Service providers should be properly rewarded. We need to retain top-class professionals within Zimbabwe. At the centre of the present dispute between the societies and service providers is the fee that a general practitioner can charge, and we have absolutely no problem with the $35 fee that has been set by the Ministry of Health and Child Care.
That fee has to cover the costs of support staff, premises and equipment before giving the doctor a reasonable income and we agree with the health providers that this is a fair fee.
But we also agree that with the present subscription charges of medical aid societies this fee cannot be paid in full without making these societies unviable. The present charges of the societies were calculated on a $20 general practitioner fee and GP fees are a significant percentage of all payouts by medical aid societies.
So, granting that the new $35 fee is fair, there are just two choices: either societies increase their subscriptions, charging those who buy medical insurance more each month, or we accept that subscriptions remain the same, but patients pay $15 in cash every time they see a doctor, with the other $20 paid by the society.
Some people may want one option and some the other. Why not let them choose?
A rational person buying medical insurance may not be too worried about whether the insurance covers little bills. This is a convenience rather than a necessity. What people do need is to be covered, in full, for the far rarer but far more expensive services.

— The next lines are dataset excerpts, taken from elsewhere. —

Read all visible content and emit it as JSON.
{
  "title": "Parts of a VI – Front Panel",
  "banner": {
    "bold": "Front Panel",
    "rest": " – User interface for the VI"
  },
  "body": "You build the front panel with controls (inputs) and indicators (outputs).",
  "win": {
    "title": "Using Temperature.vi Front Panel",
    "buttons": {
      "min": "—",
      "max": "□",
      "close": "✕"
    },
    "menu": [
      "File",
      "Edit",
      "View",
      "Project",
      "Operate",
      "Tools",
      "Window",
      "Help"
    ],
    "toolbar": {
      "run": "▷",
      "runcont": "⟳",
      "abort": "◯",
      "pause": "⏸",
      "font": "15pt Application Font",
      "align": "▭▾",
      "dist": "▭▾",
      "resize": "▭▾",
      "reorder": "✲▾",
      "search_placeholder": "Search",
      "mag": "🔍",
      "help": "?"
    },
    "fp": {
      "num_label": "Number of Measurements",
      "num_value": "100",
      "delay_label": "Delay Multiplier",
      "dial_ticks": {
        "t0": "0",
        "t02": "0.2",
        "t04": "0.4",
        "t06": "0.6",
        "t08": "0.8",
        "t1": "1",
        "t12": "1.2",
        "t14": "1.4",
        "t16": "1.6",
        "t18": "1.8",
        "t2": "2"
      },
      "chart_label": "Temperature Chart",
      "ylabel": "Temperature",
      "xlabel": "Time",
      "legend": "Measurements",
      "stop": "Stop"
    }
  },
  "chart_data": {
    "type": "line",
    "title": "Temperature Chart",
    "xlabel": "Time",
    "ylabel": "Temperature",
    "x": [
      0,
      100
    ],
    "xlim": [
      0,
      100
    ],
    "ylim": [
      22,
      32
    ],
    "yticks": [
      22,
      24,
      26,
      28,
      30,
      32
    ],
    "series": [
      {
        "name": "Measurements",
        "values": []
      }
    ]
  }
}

If you are smashed up in a car crash you want to know that your medical aid will cover the emergency and other medical treatment, which could well come to several thousand dollars.
If you are diagnosed with cancer you want the society to pay for the expensive but effective treatments now available. And when the Ministry is approving medical aid societies it needs to ensure that these rare, but expensive emergencies are covered.

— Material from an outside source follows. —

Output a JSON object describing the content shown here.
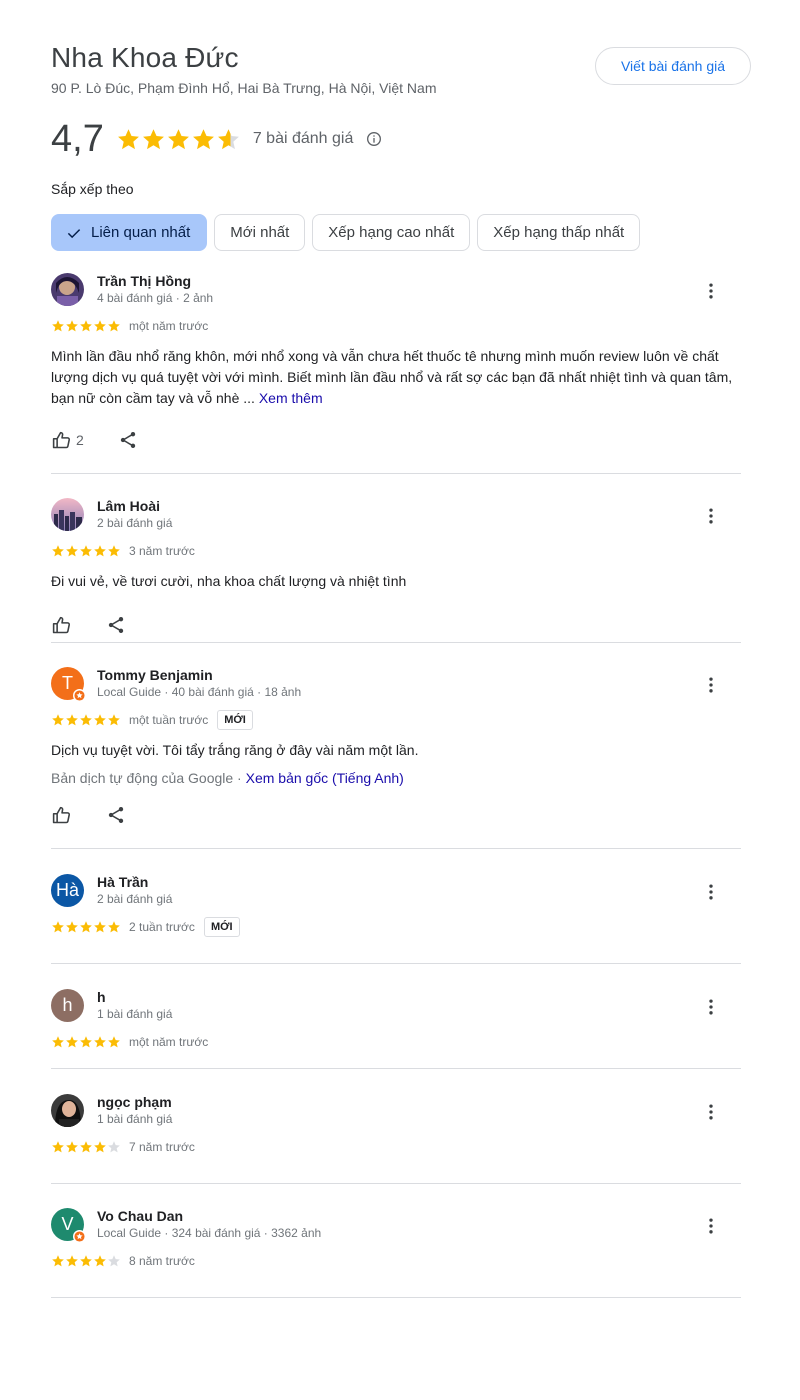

This is the heart of insurance. We insure our homes in case they have to be rebuilt after a fire, not to replace tap washers. Home insurance is therefore cheap, since so few homes burn down each year that with a few dollars from each insured person we can have the large sum for the unlucky one.
There are those who see medical aid as something different, paying the little bills as well as the big bills. We are sure medical aid societies can work out a subscription for these people. Then there are those who are prepared to self-insure for the little bills, or at least part of the little bills, while making sure the big bills are paid by the insurer. Well, they should be able to choose such a scheme and a cheaper rate.
We think the Ministry, the societies and the service providers could easily come up with the requirements of a tier of schemes. The minimum scheme would cover in-patient hospital treatment but perhaps nothing else. Every society would have to offer a full scheme, covering everything at gazetted fees, and then could offer other schemes between the minimum and maximum and priced accordingly.
Let us treat those who have to pay, either in cash or through medical aid subscriptions, as if they are rational people able to make rational choices, ensure that they know the benefits and risks of each option and then let them choose from a bouquet of options. We can then have our cake and eat it.